The International Criminal Court in The Hague is examining evidence to decide whether an investigation can be started into crimes against migrants in Libya, which could potentially include the so-called Libyan Coastguard. This would reflect the numerous attacks on civil rescue organisations as well as refugees and migrants highlighted by Sea-Watch. In several cases, the so-called Libyan Coastguard has put rescuers, migrants and refugees in mortal danger in order to bring the latter back to Libya at gunpoint – a clear violation of the internationally-accepted principle of non-refoulement.
The reason for the initiative of Sea-Watch, which could now potentially have legal consequences, stems from an incident on 10th May in which a patrol boat of the Libyan Coastguard dangerously cut across the bow of the Sea-Watch 2 in order to subsequently reach a wooden boat with c. 500 people on board. The captain of the patrol boat forced the refugees and migrants to stop their boat at gunpoint.
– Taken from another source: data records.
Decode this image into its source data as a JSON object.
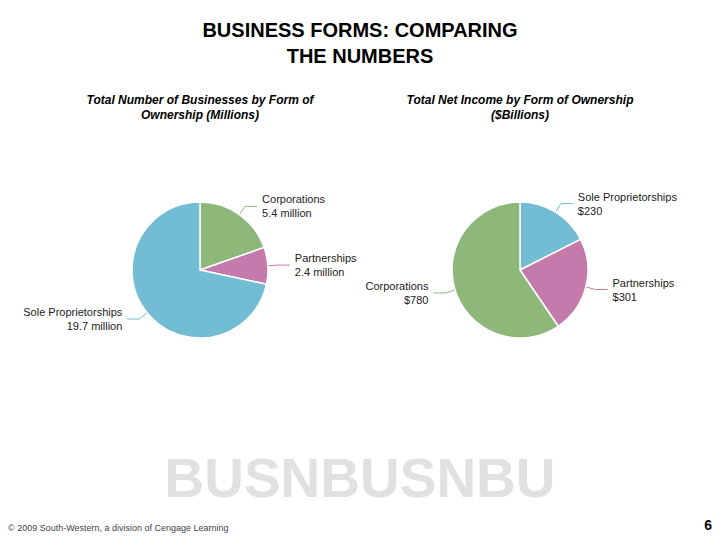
{
  "chart_data": [
    {
      "type": "pie",
      "title": "BUSINESS FORMS: COMPARING\nTHE NUMBERS",
      "subtitle": "Total Number of Businesses by Form of\nOwnership (Millions)",
      "categories": [
        "Corporations",
        "Partnerships",
        "Sole Proprietorships"
      ],
      "values": [
        5.4,
        2.4,
        19.7
      ],
      "value_labels": [
        "5.4 million",
        "2.4 million",
        "19.7 million"
      ],
      "colors": [
        "#8db87a",
        "#c47aaa",
        "#72bcd4"
      ],
      "data_labels": true,
      "annotations": [
        "BUSNBUSNBU",
        "© 2009 South-Western, a division of Cengage Learning",
        "6"
      ]
    },
    {
      "type": "pie",
      "subtitle": "Total Net Income by Form of Ownership\n($Billions)",
      "categories": [
        "Sole Proprietorships",
        "Partnerships",
        "Corporations"
      ],
      "values": [
        230,
        301,
        780
      ],
      "value_labels": [
        "$230",
        "$301",
        "$780"
      ],
      "colors": [
        "#72bcd4",
        "#c47aaa",
        "#8db87a"
      ],
      "data_labels": true
    }
  ]
}
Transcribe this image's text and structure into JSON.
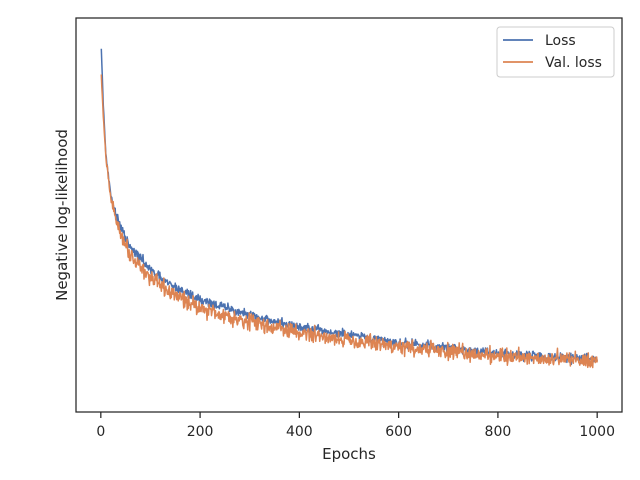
{
  "chart_data": {
    "type": "line",
    "xlabel": "Epochs",
    "ylabel": "Negative log-likelihood",
    "xlim": [
      -50,
      1050
    ],
    "ylim": [
      0,
      1
    ],
    "x_ticks": [
      0,
      200,
      400,
      600,
      800,
      1000
    ],
    "x_tick_labels": [
      "0",
      "200",
      "400",
      "600",
      "800",
      "1000"
    ],
    "y_ticks_visible": false,
    "grid": false,
    "legend": {
      "placement": "top-right",
      "entries": [
        "Loss",
        "Val. loss"
      ]
    },
    "series": [
      {
        "name": "Loss",
        "color": "#4c72b0",
        "x": [
          0,
          5,
          10,
          15,
          20,
          30,
          40,
          50,
          60,
          80,
          100,
          130,
          160,
          200,
          250,
          300,
          350,
          400,
          450,
          500,
          550,
          600,
          650,
          700,
          750,
          800,
          850,
          900,
          950,
          1000
        ],
        "y": [
          0.96,
          0.78,
          0.66,
          0.6,
          0.555,
          0.5,
          0.47,
          0.44,
          0.415,
          0.39,
          0.36,
          0.33,
          0.31,
          0.285,
          0.265,
          0.245,
          0.23,
          0.215,
          0.205,
          0.195,
          0.185,
          0.175,
          0.17,
          0.162,
          0.155,
          0.15,
          0.145,
          0.14,
          0.137,
          0.135
        ],
        "noise": 0.018
      },
      {
        "name": "Val. loss",
        "color": "#dd8452",
        "x": [
          0,
          5,
          10,
          15,
          20,
          30,
          40,
          50,
          60,
          80,
          100,
          130,
          160,
          200,
          250,
          300,
          350,
          400,
          450,
          500,
          550,
          600,
          650,
          700,
          750,
          800,
          850,
          900,
          950,
          1000
        ],
        "y": [
          0.88,
          0.75,
          0.65,
          0.59,
          0.545,
          0.49,
          0.455,
          0.425,
          0.4,
          0.37,
          0.34,
          0.31,
          0.29,
          0.265,
          0.245,
          0.23,
          0.215,
          0.2,
          0.192,
          0.183,
          0.175,
          0.166,
          0.16,
          0.153,
          0.148,
          0.143,
          0.14,
          0.136,
          0.133,
          0.132
        ],
        "noise": 0.03
      }
    ]
  }
}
Subsequently, they were brought back to Tripoli and from there to the infamous ‘Detention Centres’.“All incidents took place outside Libyan territorial waters and this represents a clear violation of the international ban on refoulement.
It would be an important step if the Prosecutor of the International Criminal Court in The Hague would investigate the crimes of the so-called Libyan Coast Guard closely.
The evidence presented by Sea-Watch is precise and concrete. Now it is up to the International Criminal Court to take the necessary action.”, says Sea-Watch lawyer Jens Janssen. “Sea Watch contacted and encouraged the International Criminal Court to investigate the incidents. The ICC examines if an investigation will be opened.”
“Unfortunately, the grossly negligent and often criminal actions of the so-called Libyan Coastguard are not an isolated incident, and they can sometimes end in death: in October we witnessed how dozens of people drowned before the eyes of our crew after the Libyan Coastguard damaged an overloaded rubber boat. The Libyans had also tried in this instance to bring the boat from international waters back to Libya: 104 other people only survived because Sea-Watch was on hand and pulled them out of the water,” says Axel Grafmanns, CEO of Sea-Watch. “Currently, we are observing a sharp increase in such encroachments by the Libyan Coastguard. Less than two weeks after the incident of 10th May, the crews of Jugend Rettet und SOS Mediterranée were caught in the crossfire when the crew of a patrol boat fired shots from an automatic weapon in the direction of several refugee boats during another illegal refoulement,” says Grafmanns. “In this case the role of the rescue coordination centre in Rome must be urgently clarified, which at least for the incident of 10th May had given over coordination of the operation to the Libyans, meaning that the refoulement may even have taken place with European consent.”
Sea-Watch demands that the training of the Libyan Coastguard be contingent on strict conditions. “It cannot be accepted that fundamental rights are here being continuously violated – and with European support in the form of both know-how and material help,” says Axel Grafmanns. “Europe must decide between human rights and resistance to migration. Any support for the so-called Libyan Coastguard should be stopped until it can be guaranteed that the units in question orient their behaviour in accordance with the Universal Declaration of Human Rights. Everyone has the right to leave their country. Refoulement to Libya is not only a humanitarian disaster but also simply illegal, and must not be tolerated by the EU, let alone funded by it. We are therefore pleased that the International Criminal Court is taking the matter in hand.”